In re-experiencing symptoms, an individual may have frightening thoughts and bad dreams. One may also have flashbacks, which result to reliving the traumatic experience all over again. Flashbacks may include physical symptoms such as sweating or rapid heartbeats. Re-experiencing symptoms may affect an individual’s regular routine. These symptoms transpire from the thoughts and feelings of an individual. They can be triggered by objects, situations, or even words that remind an individual of the traumatic event.

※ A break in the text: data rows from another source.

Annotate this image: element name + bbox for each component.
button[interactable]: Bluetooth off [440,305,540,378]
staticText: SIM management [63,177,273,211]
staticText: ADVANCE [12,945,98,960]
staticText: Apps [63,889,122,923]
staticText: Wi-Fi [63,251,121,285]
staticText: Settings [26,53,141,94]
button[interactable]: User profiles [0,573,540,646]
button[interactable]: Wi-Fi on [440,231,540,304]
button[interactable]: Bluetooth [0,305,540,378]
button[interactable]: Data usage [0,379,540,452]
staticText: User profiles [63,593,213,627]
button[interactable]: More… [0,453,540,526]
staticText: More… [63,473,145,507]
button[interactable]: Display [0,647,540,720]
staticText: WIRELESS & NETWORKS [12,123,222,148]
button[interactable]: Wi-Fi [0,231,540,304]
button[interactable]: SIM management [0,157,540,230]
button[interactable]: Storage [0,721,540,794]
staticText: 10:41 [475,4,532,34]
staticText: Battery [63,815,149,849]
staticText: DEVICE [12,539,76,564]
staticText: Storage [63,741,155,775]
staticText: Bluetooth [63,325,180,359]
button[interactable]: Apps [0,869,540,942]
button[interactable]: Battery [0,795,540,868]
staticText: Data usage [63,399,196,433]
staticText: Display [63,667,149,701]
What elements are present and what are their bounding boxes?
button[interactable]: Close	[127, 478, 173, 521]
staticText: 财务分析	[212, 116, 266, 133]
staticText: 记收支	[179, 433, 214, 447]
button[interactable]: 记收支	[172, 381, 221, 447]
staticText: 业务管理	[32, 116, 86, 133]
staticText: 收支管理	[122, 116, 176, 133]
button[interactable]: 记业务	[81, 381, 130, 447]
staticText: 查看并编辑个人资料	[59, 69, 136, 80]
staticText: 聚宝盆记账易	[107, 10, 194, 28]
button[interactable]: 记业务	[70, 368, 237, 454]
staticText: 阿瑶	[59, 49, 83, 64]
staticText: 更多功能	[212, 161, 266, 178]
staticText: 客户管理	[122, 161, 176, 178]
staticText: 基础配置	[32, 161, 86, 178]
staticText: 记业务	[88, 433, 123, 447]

Avoidance symptoms are usually a form of denial. They allow an individual to change a personal routine. Avoidance symptoms can include feeling depressed, worried, or guilty; having trouble in remembering the traumatic event; feeling emotionally numb; staying away from people, places, objects, or situations that remind the experience, and losing interest in activities that used to be enjoyable prior to the experience. For instance, an individual who got involved in a traumatic vehicular accident may no longer drive or ride a car to avoid being reminded of the experience.
Finally, hyperarousal symptoms usually make it difficult for an individual to do daily tasks such as eating, sleeping, or concentrating. These symptoms are constant, which means that an individual need not be reminded by the traumatic experience. An individual with hyperarousal symptoms are usually tensed, easily startled, or have angry outbursts. These symptoms can make an individual angry or feel stressed for no apparent reason.
Having some of these symptoms is natural after experiencing a dangerous or traumatic experience. Symptoms that fade away a few weeks after the experience are referred to as acute stress disorder (ASD). However, if the symptoms persist more than a few weeks, they may no longer be ASD. Symptoms that last for a longer period and become an ongoing problem may be considered PTSD. On the contrary’, some people with PTSD may not show any type of symptom for weeks or even months.